La première chose que Katerine Savard a vue en mettant les pieds à la piscine olympique de Rio de Janeiro, c'est le tableau d'affichage indiquant « 100 m papillon », la première épreuve au programme. « Je me suis dit : ils le font exprès, ou quoi ? »

La nageuse avait passé les derniers mois à faire le deuil de son épreuve préférée, qu'elle ne disputerait pas au Brésil. Elle appréhendait un peu le moment. Finalement, ça ne s'est pas mal déroulé du tout, avec la médaille d'argent de Penny Oleksiak, sa tombeuse aux sélections qui s'est propulsée dans une autre dimension avec un chrono de 56,46 secondes.

Savard aurait eu les moyens de se rendre en finale, mais il lui aurait fallu retrancher plus d'une demi-seconde à son meilleur temps pour espérer se battre pour le podium.

« Avec le temps qu'elle a fait, elle a amené le 100 mètres papillon une coche au-dessus de ce que j'avais fait », a dit Savard, qui a détenu la marque nationale pendant cinq ans. « Elle méritait cette place-là. »

À 16 ans, Oleksiak n'a évidemment pas fini de progresser.
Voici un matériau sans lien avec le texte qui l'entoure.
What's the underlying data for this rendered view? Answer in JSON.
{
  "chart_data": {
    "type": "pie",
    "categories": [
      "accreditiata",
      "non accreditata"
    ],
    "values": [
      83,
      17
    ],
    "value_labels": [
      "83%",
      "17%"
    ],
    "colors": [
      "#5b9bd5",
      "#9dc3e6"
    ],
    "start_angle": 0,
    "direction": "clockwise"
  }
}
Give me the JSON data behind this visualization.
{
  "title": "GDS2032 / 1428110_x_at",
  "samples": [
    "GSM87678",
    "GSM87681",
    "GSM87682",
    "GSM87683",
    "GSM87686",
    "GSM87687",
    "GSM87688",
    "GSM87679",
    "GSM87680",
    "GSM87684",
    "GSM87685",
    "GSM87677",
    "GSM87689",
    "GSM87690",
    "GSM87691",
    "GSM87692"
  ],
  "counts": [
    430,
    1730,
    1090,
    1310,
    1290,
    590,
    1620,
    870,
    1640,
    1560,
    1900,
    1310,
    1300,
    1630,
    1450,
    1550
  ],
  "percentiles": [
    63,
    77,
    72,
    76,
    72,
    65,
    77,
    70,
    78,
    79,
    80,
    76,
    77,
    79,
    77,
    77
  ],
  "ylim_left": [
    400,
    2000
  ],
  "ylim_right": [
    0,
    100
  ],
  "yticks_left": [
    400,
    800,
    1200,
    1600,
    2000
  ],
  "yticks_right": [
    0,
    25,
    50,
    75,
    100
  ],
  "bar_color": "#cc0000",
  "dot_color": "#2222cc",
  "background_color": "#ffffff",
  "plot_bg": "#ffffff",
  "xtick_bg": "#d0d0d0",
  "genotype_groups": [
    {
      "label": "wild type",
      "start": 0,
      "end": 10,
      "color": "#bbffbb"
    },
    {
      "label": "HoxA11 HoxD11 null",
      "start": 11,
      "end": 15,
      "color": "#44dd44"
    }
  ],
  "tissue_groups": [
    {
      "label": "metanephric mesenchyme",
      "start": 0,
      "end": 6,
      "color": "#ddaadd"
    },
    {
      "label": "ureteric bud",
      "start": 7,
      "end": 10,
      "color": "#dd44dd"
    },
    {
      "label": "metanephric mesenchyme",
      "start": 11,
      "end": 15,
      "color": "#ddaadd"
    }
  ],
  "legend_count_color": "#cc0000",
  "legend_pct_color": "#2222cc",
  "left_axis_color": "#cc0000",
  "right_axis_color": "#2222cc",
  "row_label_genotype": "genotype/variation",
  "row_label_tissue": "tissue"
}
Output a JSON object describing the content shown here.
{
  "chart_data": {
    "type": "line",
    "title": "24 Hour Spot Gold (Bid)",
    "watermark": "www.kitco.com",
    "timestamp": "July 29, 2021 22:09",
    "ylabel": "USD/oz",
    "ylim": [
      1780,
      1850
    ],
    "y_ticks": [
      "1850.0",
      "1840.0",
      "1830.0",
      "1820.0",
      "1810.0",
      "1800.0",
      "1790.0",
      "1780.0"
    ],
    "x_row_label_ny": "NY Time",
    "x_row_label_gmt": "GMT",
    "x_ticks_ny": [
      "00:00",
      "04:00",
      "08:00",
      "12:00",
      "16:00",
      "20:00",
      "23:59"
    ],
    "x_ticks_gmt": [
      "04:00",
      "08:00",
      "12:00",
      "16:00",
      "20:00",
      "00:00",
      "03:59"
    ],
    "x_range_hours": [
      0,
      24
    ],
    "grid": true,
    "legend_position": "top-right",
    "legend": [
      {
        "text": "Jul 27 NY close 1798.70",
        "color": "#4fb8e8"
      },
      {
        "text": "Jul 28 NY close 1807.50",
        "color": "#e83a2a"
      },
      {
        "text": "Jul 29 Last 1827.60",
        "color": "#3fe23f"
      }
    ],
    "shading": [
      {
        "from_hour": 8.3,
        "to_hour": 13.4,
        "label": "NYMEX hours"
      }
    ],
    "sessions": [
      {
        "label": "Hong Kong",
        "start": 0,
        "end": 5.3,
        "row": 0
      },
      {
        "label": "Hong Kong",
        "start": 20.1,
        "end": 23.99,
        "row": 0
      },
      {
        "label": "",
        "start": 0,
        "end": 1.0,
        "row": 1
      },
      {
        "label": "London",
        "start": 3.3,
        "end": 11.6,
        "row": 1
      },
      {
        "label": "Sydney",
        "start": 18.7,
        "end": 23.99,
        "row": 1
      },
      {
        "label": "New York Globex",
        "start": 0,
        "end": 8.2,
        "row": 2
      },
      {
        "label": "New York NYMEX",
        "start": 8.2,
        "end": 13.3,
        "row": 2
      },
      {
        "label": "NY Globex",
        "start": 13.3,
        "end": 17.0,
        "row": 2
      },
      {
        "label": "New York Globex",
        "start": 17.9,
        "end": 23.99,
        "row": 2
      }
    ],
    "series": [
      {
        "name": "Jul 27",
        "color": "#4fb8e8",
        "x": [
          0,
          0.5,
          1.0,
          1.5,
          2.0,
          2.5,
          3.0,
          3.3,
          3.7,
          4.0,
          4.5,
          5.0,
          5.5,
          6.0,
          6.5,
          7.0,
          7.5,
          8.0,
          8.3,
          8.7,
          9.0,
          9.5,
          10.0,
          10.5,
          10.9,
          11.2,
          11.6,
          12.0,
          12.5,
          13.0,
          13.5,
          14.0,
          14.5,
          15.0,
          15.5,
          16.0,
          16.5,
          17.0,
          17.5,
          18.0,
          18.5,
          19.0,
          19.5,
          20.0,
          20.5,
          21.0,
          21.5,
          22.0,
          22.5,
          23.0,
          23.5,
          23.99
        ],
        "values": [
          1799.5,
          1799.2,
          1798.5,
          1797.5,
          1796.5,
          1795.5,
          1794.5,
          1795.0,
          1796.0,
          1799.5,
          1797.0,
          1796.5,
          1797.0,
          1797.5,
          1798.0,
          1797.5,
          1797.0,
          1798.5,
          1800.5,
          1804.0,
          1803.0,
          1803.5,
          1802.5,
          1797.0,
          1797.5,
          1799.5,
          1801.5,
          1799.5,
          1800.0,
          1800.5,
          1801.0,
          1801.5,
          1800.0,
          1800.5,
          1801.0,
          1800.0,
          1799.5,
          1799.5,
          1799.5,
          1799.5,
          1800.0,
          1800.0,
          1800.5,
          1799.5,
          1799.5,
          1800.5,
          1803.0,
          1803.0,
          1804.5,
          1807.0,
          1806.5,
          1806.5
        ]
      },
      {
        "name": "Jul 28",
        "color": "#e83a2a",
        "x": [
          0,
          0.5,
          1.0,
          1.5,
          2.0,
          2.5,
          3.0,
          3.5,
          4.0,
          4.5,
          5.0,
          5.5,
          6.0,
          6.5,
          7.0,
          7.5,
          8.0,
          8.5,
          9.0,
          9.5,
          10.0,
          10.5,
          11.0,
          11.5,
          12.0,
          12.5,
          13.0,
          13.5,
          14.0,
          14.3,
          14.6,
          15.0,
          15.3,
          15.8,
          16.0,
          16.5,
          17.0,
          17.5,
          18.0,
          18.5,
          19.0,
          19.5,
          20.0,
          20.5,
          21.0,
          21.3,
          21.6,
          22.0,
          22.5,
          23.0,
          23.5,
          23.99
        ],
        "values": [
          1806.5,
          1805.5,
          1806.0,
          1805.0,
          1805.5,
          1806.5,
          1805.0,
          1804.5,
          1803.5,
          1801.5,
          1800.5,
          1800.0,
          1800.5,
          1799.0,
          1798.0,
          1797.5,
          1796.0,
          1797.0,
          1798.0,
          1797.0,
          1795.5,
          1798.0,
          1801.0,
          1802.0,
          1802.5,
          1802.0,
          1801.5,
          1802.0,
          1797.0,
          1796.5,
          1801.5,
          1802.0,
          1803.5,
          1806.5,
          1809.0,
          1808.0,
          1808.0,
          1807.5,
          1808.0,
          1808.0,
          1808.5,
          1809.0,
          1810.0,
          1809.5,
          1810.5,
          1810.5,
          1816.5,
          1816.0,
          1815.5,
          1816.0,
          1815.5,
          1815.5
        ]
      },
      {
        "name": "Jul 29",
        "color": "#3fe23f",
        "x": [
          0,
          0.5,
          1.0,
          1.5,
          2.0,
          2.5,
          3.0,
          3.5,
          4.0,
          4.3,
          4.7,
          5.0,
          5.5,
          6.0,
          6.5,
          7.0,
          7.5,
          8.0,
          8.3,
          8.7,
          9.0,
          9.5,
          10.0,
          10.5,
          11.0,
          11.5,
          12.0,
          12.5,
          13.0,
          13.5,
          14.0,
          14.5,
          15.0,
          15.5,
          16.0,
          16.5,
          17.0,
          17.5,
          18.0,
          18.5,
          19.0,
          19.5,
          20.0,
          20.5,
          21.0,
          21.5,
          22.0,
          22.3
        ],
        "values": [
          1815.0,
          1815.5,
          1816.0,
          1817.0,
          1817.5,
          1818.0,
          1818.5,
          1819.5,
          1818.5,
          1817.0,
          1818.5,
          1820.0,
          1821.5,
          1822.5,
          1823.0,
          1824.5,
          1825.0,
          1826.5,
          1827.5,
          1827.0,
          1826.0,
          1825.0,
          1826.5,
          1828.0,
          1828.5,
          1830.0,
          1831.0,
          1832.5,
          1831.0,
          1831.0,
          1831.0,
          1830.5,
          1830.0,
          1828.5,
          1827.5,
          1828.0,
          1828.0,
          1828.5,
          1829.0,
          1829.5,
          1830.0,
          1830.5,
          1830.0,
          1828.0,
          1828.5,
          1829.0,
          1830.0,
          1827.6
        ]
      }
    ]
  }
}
La nouvelle double médaillée olympique ne quittera pas le trône de sitôt.

« Je ne vais peut-être pas pouvoir la rattraper dans les prochains mois, mais ils en prennent deux dans les sélections, a souligné Savard. Je pense pouvoir avoir encore une place au papillon aussi. Peut-être pas première, mais peut-être deuxième. »

En attendant, elle a autre chose en chantier : le 200 m style libre.

Aux côtés des meilleurs

Qualifiée troisième au Canada, elle ne devait nager que le relais à Rio, mais Oleksiak lui a cédé sa place à l'épreuve individuelle en raison de son programme déjà bien chargé.

Depuis deux mois, la native de Pont-Rouge a mis toutes ses énergies sur le crawl pour la première fois de sa vie. Et ça lui sourit très bien.

Savard a atteint les demi-finales hier à Rio grâce à un temps de 1 min 57,15 s en préliminaires. Elle a retranché une grosse seconde à son record et s'est installée au troisième rang du palmarès canadien de tous les temps.

En soirée, dans la chambre d'appel, elle s'est retrouvée dans la même rangée que l'Italienne Federica Pelligrini, détentrice du record mondial, et de Katie Ledecky, sur le point de devenir l'une des meilleures crawleuses de l'histoire.

« C'est là qu'on se rend compte que ce sont des gens ordinaires comme nous », a noté Savard.

« Ils ont un talent exceptionnel, mais ils ne sont pas différents. Juste être en finale avec elles... Si on m'avait dit ça il y a deux ans, je ne savais même pas que j'étais capable de nager du crawl. »

Évoluant dans un corridor extérieur, la représentante du club CAMO n'a pas réussi à répéter ses exploits (1 min 57,80 s et 15e au total), mais elle a visiblement eu du plaisir, ce qui n'avait pas nécessairement été le cas lors de ses premiers JO, à Londres.

Seulement l'intensité moindre avec laquelle elle se brasse la jambe droite avant de monter sur le plot de départ est révélatrice. « Mentalement, je suis tellement différente qu'au papillon, a-t-elle reconnu. Je pense que ça m'aide. Mon état d'esprit est plus paisible. Je vais apprendre de ça. Si je peux avoir le même état d'esprit au papillon, ça pourrait peut-être faire une différence. »

L'athlète de 23 ans pense maintenant au relais de demain, où tous les espoirs sont soudainement permis. Le Canada a fini 11e aux Mondiaux l'an dernier, mais le tableau n'est plus du tout le même : Brittany MacLean, 10e hier, Oleksiak et la jeune Taylor Ruck n'y étaient pas, et Savard nage deux secondes plus vite qu'à l'époque.

« Juste être en finale au relais, ce serait déjà génial, a souligné Savard. On va voir. On ne se met pas de limites. » Elle est repartie avec un grand sourire.